Она замолчала, заново переживая то страшное событие: внезапную трагическую гибель жены Бояринова. Со двора донеслось пронзительное тявканье рыжей собачки. Василиса встала, выглянула в окно.

– Чего тебе, Петька? – крикнула она. – За огурцами явился? Погоди чуток, гости у меня. Это сосед мой, Петрушка, – обернулась Василиса к приезжим. – Он огурцами на рынке торгует, забирает у меня оптом.

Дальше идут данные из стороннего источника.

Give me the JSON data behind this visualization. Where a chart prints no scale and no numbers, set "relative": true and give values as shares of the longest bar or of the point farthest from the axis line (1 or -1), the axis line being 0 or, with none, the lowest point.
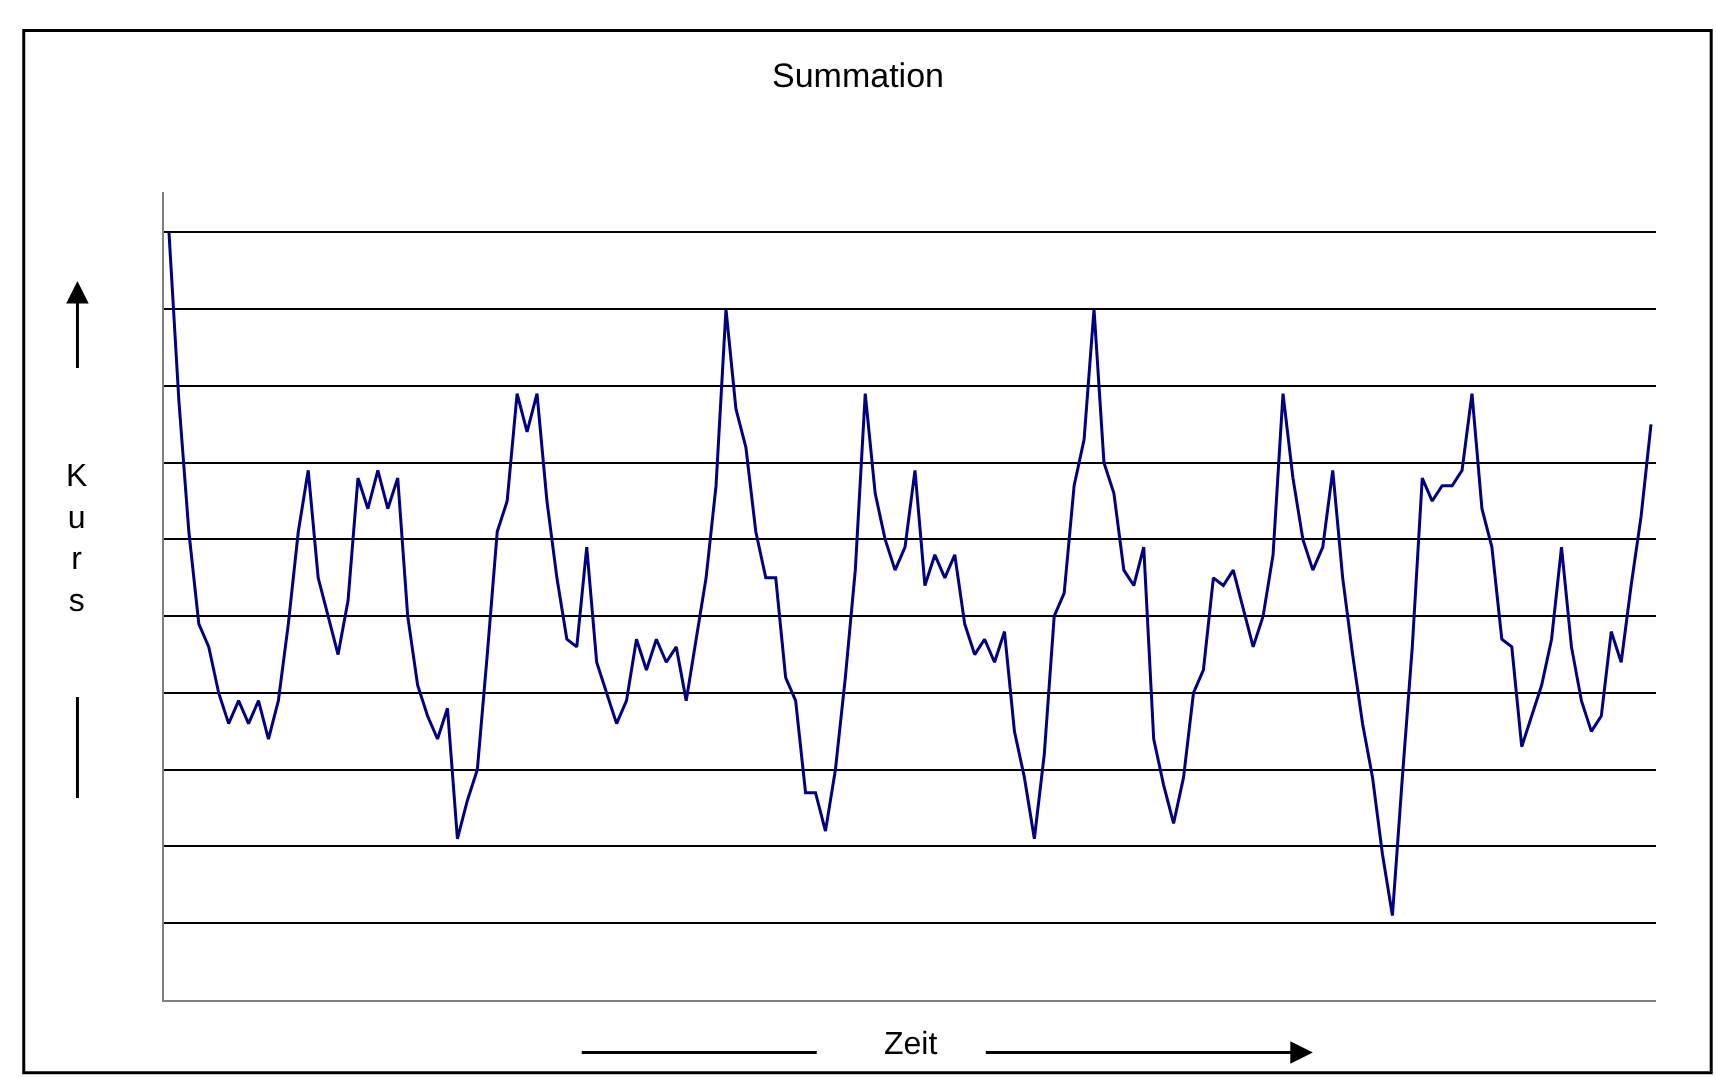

Она бросила взгляд на железные ходики, прикрепленные к стене. Это был намек, что гостям пора и честь знать.

– Мы вас задерживаем?

– Да нет… – застеснялась женщина. – Но Петька всегда торопится. Вечно у него времени нету. А мне еще нужно огурчики дособирать, чтобы полная корзина была.

– Пара вопросов, и мы уходим, – обнадежила ее Астра. – Что вы можете сказать о Маняше? Кто она Бояриновым?

– Бедная сиротка, они ее приютили из жалости, вырастили, ну, привязались, конечно, полюбили, как свою. Покойная хозяйка души в ней не чаяла. Но Маняша, конечно, понимала свое место. От скуки взялась помогать хозяину в работе – бумаги разные печатала сперва на машинке, потом на этом… на компьютере… подсчеты разные вела…

– Бесплатно?

– О деньгах речь не шла. Зачем Маняше деньги? Бояриновы ее всем обеспечивали, кормили, поили, одевали, выучили на бухгалтера. Она заочно институт окончила, диплом имеет. Хозяин самолично ее на экзамены возил, в своей машине.

– Выходит, у Бояриновых не было своих детей?

– Не было, – подтвердила Василиса. – Когда только поженились, родился у них ребеночек, но сразу умер. Хозяйка заболела от горя, умом тронулась, чудом вылечили. Николай Порфирьевич запретил о ребеночке говорить и на кладбище жену не пускал.

– Кто же за могилкой ухаживал?

– Сначала не знаю, кто, я тогда у них еще не работала. А теперь кладбищенский смотритель, вернее, его жена. Хозяин им платил за это. То я им деньги носила, то он сам возил.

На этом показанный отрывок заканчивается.